If you are a millennial, your teenage years were probably spent listening to rap music on your headphones. Or, maybe you were into the whole pop-punk movement or even the nu-metal craze.
Music identifies who we are and is a means to being accepted, nurturing a sense of belonging and a method of self-expression.

But if you’re someone who doesn’t see the lines between music genres and thinks of music as part of your individuality, allowing yourself to be a free thinker, then you are way ahead of the curve (you trailblazer you).

An artist who fully embraces this music philosophy is Ecca Vandal. Hailing from Melbourne, Ecca is making strident steps in the music industry. Rather than fitting into any boxes, she is creating her own lane as an artist; open-minded and incredibly passionate about the music she makes.

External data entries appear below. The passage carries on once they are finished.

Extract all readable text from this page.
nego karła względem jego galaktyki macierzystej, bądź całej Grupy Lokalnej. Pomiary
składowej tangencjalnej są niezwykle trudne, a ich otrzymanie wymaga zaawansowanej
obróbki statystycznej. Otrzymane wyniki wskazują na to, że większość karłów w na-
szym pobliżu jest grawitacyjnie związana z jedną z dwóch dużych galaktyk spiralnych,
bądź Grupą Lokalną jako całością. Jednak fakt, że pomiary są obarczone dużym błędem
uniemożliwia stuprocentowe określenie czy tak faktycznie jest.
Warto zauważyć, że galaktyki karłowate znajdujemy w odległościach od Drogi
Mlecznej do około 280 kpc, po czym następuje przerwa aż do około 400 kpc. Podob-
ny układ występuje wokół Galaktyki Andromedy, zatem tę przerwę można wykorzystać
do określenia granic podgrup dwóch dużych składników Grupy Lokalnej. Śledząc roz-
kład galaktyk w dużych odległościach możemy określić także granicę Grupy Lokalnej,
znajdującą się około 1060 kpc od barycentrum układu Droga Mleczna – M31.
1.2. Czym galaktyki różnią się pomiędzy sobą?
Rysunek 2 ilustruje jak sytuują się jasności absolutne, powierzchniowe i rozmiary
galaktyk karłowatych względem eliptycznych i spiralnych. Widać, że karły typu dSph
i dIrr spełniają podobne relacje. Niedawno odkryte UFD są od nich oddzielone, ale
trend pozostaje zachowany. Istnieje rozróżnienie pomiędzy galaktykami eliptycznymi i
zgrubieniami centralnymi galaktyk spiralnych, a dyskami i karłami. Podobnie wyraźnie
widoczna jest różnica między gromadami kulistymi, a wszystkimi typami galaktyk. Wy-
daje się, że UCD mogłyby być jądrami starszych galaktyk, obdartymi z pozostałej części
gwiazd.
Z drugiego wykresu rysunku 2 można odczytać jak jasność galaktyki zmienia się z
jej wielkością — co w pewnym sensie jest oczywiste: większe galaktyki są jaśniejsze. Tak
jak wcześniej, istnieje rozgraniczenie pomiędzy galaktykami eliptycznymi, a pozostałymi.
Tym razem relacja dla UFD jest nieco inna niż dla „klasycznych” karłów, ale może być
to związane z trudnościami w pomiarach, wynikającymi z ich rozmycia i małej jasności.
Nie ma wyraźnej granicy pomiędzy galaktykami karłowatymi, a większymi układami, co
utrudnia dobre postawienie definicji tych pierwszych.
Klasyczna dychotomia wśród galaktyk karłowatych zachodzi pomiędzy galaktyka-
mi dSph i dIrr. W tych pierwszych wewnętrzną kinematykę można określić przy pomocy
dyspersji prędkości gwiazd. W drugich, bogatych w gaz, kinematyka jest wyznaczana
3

A few weeks ago it was announced that Ecca was going on a national tour to support her debut album, finally getting a release on 20 October via Dew Process. This self-titled record showcases her artistry to full effect and her need to express herself with different musical colours and styles.

The first half of the album is all about Ecca validating her rock credentials, and she does this with tenacity.

Compositions such as Your Way; Broke Days, Party Nights; Price Of Living and Closing Ceremony will satisfy music fans who love to mosh pit or just like their music with a lot of balls and attitude.

Price Of Living addresses the cruel treatment of refugees stuck in detention centres, and features Dennis Lyxzen from Swedish hardcore punk outfit Refused, and Jason Aalon Butler from Los Angeles alternative rock band Letlive, both screaming out their lungs in the chorus along with Ecca’s manic vocals. For a debut album, she’s already bringing some high profile guests and it already shows that her music has the power to attract the influential friends she makes along in her travels.

Future Heroine is a composition that stands out immediately with its infectious industrial beat and pop sensibility; it’s the official single of the album and deals with relationship anxieties as Ecca declares on the chorus: “Woah / Slow down / I won’t be your future fairy tale.”

The second half of the album brings out Ecca’s hip hop, soul and electronic influences, on compositions such as Cassettes, Lies & Videotapes, a dirty dancehall affair with an incredible groove, the music commanding you to get down and shake. Your Orbit is a tribute to the classic golden era of hip hop and features prodigy MC Sampa The Great. This collaboration is the pinnacle of two female artists who are on the top of their game and have earned true respect from music fans and critics.

Other stand out tracks are Dead Wait , a song about ending a relationship and cutting ties featuring production from Sydney DJ Moonbase, and Cold Of The World is a love song with a melancholic synth melody that sounds like a Radiohead composition. The album ends with Bad Habit returning to the rock edginess where the album started thus going full circle.

This is a debut album offering a 21st-century outlook on music and reflects an age when listeners are exposed to more music than ever before. Ecca Vandal has realised this and is using it to her strength. It is music without limits, and makes a lot of its contemporaries sound boring and safe.

I’m sure this is just the start of her unfolding musical journey, come what may she’s already brought to the table an album that simply can’t be ignored; it’s a car bomb exploding into the commercially-saturated and disposable modern day music scene.